Co-ed mandate for Wesleyan fraternities
Wesleyan College in Middletown, Conn., recently announced its new mandate to make all on-campus fraternities coed. Along with Trinity College in Hartford, Wesleyan is the second school to enforce this policy, which is expected to be in place in the next two years.
This decision comes in response to concerns with fraternity behavior and is on the heels of an incident in which a woman was injured after falling from a third story window while attending a Beta Theta Pi fraternity party at Wesleyan. According to Fox News, Wesleyan spokeswoman Kate Carlisle said the changes aren’t a reaction to any one incident in particular. “This has been the subject of ongoing concern and discussion among the people in the administration, the school community, the alumni community and so forth for a number of years,” Carlisle said. To me, it seems more influenced by a need to save face and alleviate negative connotations with Greek organizations than to actually make definitive forward progress for women’s equality.
Though there are many wonderful qualities to Greek life, including the feeling of belonging to a group, a brotherhood that will stay with you for the rest of your life and a sense of philanthropy in involvement with charitable events, Greek life is often noted for its negative implications. Fraternities are often linked with excessive drinking, drug usage (and reports show higher percentages of increased alcohol and drug use in single-sex fraternities) and sexual assault cases, but there is certainly no way to prove those same members would alter their intake or behavior just because there were more females in their presence. It seems implied that if women were permitted to join and were well-represented in terms of leadership roles in each fraternity, it would discourage those who were most prone to excess in their alcohol and drug consumption and other reckless behavior. But if sexual assault prevention really is the key reason that The Wesleyan Student Assembly pushed for the integration last year, then I must be missing something. How will permitting more women to join a fraternity prevent a sexual assault? It seems as if, numbers-wise, it would increase them. Instead of a mandatory coed fraternity policy, why not start holding present fraternities and the brothers within them more accountable for their actions? Also, if the rule is only going to affect on-campus fraternities, isn’t that just going to promote those fraternities bent on non-regulatory behavior into underground off-campus fraternities, where there will be little to no university jurisdiction over the behavior of those most in need of rules, restrictions and repercussions?

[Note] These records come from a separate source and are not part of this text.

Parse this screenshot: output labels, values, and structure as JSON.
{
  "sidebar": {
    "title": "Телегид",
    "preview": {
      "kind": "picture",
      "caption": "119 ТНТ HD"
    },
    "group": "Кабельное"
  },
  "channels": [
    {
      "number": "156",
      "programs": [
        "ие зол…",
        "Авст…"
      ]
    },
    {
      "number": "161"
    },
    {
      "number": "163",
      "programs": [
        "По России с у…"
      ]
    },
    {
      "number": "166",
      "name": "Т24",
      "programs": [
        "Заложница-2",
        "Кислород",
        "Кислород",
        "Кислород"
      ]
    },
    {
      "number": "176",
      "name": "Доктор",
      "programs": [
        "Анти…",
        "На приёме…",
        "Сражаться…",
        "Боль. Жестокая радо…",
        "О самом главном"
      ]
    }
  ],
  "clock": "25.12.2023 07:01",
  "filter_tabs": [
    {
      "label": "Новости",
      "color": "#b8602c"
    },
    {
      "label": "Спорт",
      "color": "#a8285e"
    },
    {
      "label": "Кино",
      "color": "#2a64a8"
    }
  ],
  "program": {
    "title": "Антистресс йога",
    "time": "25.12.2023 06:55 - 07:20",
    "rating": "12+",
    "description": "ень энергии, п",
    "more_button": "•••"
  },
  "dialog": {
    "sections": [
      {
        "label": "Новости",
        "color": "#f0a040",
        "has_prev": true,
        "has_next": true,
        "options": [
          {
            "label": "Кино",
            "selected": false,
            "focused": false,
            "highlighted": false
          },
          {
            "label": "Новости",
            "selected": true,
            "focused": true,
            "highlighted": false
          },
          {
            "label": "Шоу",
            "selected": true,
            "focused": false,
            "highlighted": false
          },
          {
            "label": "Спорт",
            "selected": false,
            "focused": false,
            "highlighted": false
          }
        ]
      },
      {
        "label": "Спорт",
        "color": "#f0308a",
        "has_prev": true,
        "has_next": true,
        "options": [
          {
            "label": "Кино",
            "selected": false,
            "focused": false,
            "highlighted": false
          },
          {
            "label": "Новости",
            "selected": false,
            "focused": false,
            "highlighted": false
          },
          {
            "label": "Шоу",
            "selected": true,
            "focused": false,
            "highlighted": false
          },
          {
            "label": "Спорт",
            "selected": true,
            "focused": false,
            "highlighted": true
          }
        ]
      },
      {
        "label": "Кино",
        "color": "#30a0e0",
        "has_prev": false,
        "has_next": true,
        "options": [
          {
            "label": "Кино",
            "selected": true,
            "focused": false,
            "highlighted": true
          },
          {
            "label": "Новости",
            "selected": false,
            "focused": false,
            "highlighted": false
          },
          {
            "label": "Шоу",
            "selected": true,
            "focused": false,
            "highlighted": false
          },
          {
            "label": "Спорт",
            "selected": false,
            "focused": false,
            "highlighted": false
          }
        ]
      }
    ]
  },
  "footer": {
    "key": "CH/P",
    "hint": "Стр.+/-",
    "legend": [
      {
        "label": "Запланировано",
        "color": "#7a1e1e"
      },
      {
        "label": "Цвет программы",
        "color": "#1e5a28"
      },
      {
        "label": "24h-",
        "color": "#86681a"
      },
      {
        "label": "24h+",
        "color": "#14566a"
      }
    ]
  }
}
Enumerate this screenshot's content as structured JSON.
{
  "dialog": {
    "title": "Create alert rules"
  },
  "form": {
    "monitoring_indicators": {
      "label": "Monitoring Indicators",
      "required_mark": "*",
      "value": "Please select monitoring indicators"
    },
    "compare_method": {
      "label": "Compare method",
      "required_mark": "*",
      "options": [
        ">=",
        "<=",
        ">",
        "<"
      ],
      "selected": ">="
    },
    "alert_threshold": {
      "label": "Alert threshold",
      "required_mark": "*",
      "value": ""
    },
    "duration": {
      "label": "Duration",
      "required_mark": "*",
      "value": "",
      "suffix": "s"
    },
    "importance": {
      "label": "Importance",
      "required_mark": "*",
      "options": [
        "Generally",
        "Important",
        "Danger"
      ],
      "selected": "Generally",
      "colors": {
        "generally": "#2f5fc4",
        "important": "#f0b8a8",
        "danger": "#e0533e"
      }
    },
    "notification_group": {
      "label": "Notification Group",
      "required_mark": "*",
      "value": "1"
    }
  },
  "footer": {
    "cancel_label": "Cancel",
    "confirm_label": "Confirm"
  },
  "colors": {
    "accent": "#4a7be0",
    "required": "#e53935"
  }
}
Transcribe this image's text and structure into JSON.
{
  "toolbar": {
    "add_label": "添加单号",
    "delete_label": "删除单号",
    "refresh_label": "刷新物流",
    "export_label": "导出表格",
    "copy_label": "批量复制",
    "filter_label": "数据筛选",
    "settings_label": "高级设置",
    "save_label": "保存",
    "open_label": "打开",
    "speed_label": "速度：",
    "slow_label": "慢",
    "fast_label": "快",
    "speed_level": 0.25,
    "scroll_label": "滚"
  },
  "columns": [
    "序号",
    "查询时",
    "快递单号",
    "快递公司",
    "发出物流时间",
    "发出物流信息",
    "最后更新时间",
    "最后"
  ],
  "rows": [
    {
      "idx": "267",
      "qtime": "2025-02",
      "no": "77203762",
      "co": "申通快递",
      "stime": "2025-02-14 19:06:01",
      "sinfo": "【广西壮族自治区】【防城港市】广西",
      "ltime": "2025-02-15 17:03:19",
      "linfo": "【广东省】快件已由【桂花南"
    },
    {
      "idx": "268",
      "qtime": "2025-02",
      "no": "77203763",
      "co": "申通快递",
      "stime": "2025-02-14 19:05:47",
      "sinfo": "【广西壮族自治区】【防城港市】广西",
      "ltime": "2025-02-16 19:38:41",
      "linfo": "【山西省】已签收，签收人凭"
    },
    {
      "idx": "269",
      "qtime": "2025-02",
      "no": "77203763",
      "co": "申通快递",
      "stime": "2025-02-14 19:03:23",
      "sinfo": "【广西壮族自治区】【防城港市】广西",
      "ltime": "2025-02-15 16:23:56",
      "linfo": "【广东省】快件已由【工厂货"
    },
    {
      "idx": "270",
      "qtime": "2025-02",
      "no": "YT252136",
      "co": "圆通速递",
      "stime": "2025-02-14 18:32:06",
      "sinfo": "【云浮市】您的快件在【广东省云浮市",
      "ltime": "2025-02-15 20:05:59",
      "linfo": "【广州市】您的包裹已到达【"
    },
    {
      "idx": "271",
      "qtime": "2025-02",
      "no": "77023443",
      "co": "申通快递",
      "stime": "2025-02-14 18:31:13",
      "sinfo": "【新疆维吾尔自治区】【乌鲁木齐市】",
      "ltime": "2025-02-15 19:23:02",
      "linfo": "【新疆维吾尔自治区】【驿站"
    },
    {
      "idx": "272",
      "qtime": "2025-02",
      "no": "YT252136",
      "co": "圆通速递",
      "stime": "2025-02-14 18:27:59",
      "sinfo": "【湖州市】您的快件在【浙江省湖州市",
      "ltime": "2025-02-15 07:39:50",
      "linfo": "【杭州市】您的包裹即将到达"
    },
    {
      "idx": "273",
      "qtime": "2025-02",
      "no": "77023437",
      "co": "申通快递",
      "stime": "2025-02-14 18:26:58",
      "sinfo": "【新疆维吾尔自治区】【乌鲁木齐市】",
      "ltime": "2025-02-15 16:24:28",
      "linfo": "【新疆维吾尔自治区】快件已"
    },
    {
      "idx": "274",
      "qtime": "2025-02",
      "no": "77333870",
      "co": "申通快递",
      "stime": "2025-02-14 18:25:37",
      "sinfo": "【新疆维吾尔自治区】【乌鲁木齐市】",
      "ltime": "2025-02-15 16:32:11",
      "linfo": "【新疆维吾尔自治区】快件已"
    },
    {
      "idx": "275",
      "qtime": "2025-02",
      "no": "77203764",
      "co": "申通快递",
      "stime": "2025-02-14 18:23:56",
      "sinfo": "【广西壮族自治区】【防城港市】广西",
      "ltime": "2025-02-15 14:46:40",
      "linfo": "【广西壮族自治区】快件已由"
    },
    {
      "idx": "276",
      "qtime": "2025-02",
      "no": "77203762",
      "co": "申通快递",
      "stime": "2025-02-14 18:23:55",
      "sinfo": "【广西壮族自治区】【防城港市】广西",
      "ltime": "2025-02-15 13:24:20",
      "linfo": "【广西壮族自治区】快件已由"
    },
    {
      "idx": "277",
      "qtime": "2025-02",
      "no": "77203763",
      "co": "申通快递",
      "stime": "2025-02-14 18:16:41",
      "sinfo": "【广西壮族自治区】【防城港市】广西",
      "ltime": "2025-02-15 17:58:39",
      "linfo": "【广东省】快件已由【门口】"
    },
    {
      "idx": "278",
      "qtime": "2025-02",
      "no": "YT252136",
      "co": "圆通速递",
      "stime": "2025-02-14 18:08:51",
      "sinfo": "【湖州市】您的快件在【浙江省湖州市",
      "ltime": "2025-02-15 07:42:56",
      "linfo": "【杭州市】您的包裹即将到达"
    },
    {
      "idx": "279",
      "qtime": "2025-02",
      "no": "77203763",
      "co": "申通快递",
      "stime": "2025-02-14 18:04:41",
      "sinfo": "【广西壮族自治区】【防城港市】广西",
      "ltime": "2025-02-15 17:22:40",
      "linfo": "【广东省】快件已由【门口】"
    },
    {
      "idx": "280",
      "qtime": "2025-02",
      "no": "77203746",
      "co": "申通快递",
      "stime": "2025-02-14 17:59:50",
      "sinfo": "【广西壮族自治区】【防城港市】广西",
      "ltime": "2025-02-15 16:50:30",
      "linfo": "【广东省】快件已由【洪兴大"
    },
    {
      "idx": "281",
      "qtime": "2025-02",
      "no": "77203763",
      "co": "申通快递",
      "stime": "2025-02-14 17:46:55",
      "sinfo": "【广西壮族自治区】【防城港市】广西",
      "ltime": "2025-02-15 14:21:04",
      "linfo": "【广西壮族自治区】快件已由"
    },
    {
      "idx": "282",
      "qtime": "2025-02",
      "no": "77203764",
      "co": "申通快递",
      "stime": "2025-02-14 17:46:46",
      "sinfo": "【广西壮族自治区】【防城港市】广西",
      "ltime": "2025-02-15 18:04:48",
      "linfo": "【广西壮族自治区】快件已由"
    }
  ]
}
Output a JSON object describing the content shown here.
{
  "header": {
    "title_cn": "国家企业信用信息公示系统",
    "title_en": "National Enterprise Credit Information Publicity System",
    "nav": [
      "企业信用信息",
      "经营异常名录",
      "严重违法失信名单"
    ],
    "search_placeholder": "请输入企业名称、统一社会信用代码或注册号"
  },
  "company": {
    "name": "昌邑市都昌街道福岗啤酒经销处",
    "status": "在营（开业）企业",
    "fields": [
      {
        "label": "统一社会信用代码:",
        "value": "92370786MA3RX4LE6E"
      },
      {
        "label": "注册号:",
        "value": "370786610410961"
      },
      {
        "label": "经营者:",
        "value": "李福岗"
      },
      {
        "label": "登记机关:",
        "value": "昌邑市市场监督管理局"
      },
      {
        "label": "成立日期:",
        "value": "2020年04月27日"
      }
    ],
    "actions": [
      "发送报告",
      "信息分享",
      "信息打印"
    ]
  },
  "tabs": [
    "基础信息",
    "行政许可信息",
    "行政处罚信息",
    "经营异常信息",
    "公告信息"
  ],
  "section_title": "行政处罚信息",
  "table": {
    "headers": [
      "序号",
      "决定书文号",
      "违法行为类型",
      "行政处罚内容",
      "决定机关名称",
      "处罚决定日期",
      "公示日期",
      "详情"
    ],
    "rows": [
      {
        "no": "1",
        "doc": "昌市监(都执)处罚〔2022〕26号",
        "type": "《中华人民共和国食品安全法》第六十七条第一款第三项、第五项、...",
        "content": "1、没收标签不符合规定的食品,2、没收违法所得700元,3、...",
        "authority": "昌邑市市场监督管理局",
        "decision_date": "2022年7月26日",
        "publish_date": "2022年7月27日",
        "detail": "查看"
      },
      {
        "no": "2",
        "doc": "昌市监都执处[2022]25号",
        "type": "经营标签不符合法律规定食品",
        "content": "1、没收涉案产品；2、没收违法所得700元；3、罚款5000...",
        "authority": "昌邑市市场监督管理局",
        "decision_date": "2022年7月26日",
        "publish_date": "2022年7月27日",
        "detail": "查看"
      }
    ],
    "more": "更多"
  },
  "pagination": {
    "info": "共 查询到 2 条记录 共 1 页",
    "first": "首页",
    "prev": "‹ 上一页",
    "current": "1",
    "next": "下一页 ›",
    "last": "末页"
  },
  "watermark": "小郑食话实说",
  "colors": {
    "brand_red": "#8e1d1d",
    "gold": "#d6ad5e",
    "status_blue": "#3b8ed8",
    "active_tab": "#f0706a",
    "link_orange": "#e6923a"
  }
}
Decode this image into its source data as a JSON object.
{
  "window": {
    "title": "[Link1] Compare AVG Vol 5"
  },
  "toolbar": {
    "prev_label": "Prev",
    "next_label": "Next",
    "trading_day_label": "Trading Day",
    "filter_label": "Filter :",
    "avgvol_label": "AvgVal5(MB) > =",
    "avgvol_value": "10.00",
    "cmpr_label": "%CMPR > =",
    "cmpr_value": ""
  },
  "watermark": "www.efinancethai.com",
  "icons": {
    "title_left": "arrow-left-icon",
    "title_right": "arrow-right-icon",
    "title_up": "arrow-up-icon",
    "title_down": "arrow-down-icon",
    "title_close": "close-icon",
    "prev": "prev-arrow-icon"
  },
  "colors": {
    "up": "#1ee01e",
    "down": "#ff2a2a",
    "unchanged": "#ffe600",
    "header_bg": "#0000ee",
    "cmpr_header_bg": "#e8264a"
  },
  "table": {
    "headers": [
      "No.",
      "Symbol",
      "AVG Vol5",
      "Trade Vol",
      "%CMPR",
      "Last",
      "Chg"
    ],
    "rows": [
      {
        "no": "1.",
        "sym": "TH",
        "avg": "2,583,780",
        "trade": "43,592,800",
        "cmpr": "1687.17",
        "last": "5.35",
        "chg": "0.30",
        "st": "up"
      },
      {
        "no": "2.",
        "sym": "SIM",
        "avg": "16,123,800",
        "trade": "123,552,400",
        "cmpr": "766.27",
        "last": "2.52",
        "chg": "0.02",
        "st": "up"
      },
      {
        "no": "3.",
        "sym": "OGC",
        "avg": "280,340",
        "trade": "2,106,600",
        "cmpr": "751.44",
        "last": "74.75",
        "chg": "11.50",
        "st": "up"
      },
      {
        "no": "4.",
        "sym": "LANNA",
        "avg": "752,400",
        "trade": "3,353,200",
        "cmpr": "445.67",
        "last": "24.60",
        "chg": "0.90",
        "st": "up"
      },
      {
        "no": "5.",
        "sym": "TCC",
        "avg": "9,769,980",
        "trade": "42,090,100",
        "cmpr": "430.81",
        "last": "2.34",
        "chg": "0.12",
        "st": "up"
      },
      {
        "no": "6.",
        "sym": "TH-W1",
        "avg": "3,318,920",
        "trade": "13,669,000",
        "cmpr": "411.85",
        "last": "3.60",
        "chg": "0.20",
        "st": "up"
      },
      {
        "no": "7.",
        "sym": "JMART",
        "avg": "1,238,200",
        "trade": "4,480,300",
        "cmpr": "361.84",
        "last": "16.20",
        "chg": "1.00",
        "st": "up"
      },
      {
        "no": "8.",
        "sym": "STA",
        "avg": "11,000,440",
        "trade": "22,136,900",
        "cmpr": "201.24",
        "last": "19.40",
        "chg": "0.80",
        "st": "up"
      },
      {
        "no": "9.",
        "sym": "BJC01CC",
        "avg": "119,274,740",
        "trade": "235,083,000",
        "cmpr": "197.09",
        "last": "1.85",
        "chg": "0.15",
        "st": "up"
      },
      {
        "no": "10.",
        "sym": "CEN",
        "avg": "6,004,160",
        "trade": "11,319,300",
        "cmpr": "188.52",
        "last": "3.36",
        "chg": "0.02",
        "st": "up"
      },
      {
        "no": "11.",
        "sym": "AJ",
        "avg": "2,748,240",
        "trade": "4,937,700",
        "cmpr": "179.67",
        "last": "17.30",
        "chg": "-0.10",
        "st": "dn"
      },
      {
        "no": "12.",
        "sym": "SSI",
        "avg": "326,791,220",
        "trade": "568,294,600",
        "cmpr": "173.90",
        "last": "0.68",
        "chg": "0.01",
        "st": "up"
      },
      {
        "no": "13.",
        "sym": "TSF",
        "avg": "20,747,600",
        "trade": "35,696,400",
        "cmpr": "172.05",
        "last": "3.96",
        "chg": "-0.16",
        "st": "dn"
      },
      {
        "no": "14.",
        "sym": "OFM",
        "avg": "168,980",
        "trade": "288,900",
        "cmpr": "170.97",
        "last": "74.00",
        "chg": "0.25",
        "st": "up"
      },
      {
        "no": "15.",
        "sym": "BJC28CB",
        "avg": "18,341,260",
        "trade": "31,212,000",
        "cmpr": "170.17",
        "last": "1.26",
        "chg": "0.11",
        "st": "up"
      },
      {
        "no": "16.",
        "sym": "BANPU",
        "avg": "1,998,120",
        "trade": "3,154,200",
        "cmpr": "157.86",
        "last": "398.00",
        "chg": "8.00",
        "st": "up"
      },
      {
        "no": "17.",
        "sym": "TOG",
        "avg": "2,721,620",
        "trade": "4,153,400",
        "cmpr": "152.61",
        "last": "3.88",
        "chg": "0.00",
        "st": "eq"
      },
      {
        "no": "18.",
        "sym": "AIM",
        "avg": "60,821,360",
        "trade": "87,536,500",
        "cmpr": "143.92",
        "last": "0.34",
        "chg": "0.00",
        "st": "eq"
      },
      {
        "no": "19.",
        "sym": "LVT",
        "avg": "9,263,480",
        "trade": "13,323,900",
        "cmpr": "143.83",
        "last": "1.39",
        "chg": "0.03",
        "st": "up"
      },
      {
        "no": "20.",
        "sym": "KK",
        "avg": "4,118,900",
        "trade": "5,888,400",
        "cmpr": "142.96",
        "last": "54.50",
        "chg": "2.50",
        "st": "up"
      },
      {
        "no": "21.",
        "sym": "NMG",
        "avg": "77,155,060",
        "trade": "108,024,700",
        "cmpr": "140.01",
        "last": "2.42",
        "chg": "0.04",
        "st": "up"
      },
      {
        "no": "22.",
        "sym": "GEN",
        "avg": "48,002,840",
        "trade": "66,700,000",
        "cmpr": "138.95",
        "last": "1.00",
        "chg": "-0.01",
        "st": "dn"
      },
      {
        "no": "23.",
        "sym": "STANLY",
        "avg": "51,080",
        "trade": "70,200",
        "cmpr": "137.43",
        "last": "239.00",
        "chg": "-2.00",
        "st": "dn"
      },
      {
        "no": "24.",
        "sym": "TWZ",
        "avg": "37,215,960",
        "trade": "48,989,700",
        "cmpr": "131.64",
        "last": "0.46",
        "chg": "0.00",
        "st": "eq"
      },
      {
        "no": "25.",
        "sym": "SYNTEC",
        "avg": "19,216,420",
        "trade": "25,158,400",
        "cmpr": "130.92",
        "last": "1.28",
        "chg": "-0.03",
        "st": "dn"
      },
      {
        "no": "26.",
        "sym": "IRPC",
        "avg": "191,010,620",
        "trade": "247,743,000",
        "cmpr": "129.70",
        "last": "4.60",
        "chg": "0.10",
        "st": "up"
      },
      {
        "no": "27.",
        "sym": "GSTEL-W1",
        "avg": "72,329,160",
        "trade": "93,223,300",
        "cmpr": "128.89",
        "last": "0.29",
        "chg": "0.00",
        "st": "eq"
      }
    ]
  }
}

The problem with the compulsory policy is that it’s acting as if it’s in place to promote a sense of equality, the opportunity for women to join previously off-limits social groups. In a time when feminism gets attention and Emma Watson is suddenly more famous for her pleas for equal rights than for her movie roles, it’s easy to wonder if this is all a perfect step forward in terms of progress for women. One by one, we knock away rules and barriers: property rights, voting, legal rights, working conditions, what we’re allowed to say, to drink, to wear, to think. (Equal pay is going to be next, mark my words.) The forced admission and representation of women into fraternities, however, does not seem to stem from a strong vocal desire amongst women to join said fraternities. They are not lining up and picketing and sending letters to their state representatives. There are already coed fraternities in existence for those who want them, and certainly, in terms of equality, there are a multitude of sororities for women that provide the same opportunities for fellowship and community, friendship and mayhem, philanthropy and fun that their counterpoint fraternities offer. So why are schools starting to force the issue?
Because they seem to think that, under a façade of women’s equality, the women will provide a tempering influence for boys that are behaving badly. Women should not join a fraternity just so they can serve as peacekeepers and babysitters. This isn’t feminist progress, it’s actually rather insulting. The last thing a woman should have to do is keep the men in her fraternity organization on the straight and narrow. There is a huge difference between being a concerned friend and being expected to have a mitigating effect on those around her simply because of her gender. Until women are actively seeking admission to fraternities on their own terms, there is no reason to enforce this obligatory rule.